Im Mai wurde eine umfassende Mobilmachungsübung durchgeführt. Mobilmachung bedeutet den Übergang eines Landes vom Friedens- in den Kriegszustand. Für unser Regiment hieß das, personell und technisch von Soll I auf Soll II überzugehen, im Strukturschema des „STAN“ ist das deutlich sichtbar. Die überwiegende Mehrzahl der dafür notwendigen zusätzlichen Technik und Ausrüstung war im Regiment eingelagert, „eingemottet“. Nur ein geringer Teil musste durch die Volkswirtschaft bereitgestellt werden. Reservisten wurden eingezogen und den Truppenteilen zugeteilt. Hier wurden sie in die Einheiten eingegliedert und übernahmen die für sie vorgesehene Technik und Bewaffnung. Der Personalbestand unseres Regiments wuchs damit um 168 Mann. Das waren 28% (!), was beweist, dass viel zu viel Personal im täglichen Dienst fehlte. Die Hauptarbeit hatten bei dieser Übung die Rückwärtigen Dienste des Regiments und damit mein Stellvertreter für Rückwärtige Dienste, Fregattenkapitän Bernd Moritz, zu leisten. Die Einschätzung war „Gefechtsbereit“ („Gut“). Die Baugenehmigung des STMCVM (Original).
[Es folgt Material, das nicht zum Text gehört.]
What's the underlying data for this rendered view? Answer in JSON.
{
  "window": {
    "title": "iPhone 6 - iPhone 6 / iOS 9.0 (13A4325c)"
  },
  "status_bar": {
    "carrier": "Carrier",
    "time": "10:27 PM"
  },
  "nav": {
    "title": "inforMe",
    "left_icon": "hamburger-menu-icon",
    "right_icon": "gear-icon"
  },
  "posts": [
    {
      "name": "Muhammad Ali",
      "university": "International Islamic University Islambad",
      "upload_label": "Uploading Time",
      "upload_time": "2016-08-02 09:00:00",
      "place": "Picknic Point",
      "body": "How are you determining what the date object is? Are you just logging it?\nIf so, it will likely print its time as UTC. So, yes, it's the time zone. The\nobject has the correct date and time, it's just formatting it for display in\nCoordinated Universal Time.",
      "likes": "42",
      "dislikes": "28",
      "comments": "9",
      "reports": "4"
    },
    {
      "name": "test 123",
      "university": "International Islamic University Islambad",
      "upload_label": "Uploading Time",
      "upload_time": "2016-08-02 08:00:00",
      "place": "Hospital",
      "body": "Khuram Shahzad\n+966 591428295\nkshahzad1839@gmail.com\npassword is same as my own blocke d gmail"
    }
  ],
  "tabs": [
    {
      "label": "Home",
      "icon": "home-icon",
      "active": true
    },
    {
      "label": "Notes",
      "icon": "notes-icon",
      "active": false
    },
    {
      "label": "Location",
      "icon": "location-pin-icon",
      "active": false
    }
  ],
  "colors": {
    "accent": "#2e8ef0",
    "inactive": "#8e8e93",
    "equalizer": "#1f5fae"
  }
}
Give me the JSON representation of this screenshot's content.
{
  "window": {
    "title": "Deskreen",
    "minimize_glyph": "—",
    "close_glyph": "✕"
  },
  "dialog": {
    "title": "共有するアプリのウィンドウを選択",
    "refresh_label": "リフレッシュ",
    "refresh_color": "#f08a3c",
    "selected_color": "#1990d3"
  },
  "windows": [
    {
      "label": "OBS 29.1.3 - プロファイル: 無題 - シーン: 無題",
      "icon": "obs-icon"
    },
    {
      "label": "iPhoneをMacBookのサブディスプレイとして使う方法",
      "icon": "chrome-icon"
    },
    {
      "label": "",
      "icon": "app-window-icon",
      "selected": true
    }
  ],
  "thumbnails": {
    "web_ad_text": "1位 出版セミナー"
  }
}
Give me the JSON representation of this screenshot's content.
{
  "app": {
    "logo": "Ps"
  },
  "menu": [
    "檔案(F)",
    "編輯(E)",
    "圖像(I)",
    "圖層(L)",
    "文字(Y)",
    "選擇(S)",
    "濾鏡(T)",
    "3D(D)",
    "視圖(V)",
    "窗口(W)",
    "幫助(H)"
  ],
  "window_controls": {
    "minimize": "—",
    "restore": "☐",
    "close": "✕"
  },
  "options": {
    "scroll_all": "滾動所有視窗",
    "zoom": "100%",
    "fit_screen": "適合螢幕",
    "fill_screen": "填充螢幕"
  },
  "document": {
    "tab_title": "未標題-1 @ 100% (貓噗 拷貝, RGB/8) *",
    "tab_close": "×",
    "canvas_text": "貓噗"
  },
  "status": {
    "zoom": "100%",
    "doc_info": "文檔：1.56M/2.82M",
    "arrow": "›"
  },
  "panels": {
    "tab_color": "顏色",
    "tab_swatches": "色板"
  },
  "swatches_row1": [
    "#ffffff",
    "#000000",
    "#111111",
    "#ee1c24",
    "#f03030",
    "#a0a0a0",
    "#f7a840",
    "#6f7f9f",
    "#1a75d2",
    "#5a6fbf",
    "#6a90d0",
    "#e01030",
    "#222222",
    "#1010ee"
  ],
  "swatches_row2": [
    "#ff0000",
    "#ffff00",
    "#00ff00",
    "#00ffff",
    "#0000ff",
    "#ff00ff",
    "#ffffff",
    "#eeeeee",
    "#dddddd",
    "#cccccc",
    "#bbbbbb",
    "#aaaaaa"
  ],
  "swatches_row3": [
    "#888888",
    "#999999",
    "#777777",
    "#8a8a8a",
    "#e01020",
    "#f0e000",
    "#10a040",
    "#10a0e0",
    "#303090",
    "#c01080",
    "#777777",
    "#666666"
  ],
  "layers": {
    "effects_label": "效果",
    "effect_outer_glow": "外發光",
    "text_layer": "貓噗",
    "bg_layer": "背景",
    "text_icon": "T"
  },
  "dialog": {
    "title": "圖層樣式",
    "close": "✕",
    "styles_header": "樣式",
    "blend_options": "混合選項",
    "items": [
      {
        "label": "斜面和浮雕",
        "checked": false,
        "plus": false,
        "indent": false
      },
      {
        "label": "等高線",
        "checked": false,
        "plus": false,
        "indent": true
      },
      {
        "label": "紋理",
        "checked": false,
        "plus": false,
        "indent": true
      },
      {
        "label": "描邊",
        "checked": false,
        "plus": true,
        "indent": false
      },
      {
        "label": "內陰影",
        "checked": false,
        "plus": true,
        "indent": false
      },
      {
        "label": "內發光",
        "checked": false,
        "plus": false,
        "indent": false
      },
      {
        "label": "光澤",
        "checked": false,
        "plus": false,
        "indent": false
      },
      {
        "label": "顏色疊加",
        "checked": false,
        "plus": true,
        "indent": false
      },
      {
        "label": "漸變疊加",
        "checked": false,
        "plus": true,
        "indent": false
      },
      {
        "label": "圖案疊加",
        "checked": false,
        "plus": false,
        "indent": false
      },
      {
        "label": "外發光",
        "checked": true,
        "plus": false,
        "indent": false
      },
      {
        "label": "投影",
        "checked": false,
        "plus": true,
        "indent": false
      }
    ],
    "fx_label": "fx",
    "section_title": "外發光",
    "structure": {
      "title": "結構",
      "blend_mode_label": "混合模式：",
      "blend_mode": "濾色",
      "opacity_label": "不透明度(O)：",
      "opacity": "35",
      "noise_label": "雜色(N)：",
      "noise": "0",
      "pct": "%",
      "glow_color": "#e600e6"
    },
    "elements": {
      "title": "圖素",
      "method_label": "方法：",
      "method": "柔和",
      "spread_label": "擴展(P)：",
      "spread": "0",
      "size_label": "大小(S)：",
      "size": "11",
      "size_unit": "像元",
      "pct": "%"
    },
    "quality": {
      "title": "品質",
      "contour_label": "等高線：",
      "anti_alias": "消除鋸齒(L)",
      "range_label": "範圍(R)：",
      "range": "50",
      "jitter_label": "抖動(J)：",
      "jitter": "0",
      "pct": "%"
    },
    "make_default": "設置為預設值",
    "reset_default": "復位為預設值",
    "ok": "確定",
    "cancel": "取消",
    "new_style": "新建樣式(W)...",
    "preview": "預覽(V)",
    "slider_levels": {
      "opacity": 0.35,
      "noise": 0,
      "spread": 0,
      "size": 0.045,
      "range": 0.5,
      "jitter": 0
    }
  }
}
Ebenfalls im Mai 1987 hatte ich beim Chef der Volksmarine einen Antrag für den Bau eines Eigenheims (Einfamilienhaus) in der Gemeinde Bentwisch eingereicht, den er genehmigte. Allerdings mit einer persönlichen Anmerkung und nachfolgender kurzer Aussprache beim Chef Kader der VM mit dem Inhalt, dass der Standort des Hauses bei Rostock meine Versetzung in andere Standorte nicht ausschließe. Ich konnte zu diesem Zeitpunkt nicht wissen, dass diese Anmerkung noch im gleichen Jahr wichtig werden sollte. Meine Frau und ich hatten bereits Ende 1986 nach einem zufälligen Gespräch und sorgfältiger Abwägung aller Möglichkeiten mit der Planung des Baus unseres Eigenheims, so wurden die Einfamilienhäuser in der DDR offiziell genannt, begonnen. Für die Förderung des Eigenheimbaus gab es in der DDR ein staatliches Gesetz, da die Schaffung von Wohnraum einen Schwerpunkt darstellte. Dementsprechend war unter anderem festgelegt, dass die örtlichen Organe und der Betrieb des Eigenheimbauers, in meinem Fall die Volksmarine, den Eigenheimbau allgemein und materiell, finanziell mit einer festgelegten Fördersumme, ich glaube 10 % von der festgelegten Bausumme, sowie  mit dem Einsatz von Technik zu unterstützen hatten. Gleichzeitig wurde aber auch der Einsatz von Kräften aus der Volkswirtschaft untersagt, grundsätzlich war alles nur in Eigenleistung zu errichten. Zunächst ging es um den Standort. Auf meine Bitte um Unterstützung hatte der Vorsitzende des Rates des Kreises, Günter Waldschläger, sofort zugesagt, mir behilflich zu sein bei der Suche nach einem geeigneten Grundstück im Landkreis Rostock. Ich wusste, dass in Rövershagen an der F- 105 (B-105), von Schwarzenpfost aus vor dem Bahnübergang rechts, ein Grundstück für den Kommandeur der Dienststelle vorgesehen war. Kurzzeitig war auch Graal- Müritz im Gespräch. Aber dann entschied meine Frau mit ihrer Festlegung: „Wenn ich schon nicht in Rostock wohnen kann, möchte ich es wenigstens sehen!“ dieses Problem. Das gestand ich ihr zu, schließlich war sie meinetwegen von Rostock nach Gelbensande gezogen. So einigten wir uns auf Bentwisch und tatsächlich können wir von unserem Haus aus, die Türme der Petrikirche und der Marienkirche von Rostock sehen. Ende Mai besichtigte ich gemeinsam mit Günter Waldschläger und Fritz Albrecht, dem Bürgermeister der Gemeinde, mögliche Grundstücke in Bentwisch und wir einigten uns schließlich auf den Wiesengrund, damals noch Eigenheimstraße.

Aufsetzen der Deckenplatten des Erdgeschosses mit einem Kran „ADK-125“ des KRR-18 beim Bau unseres Hauses 1989.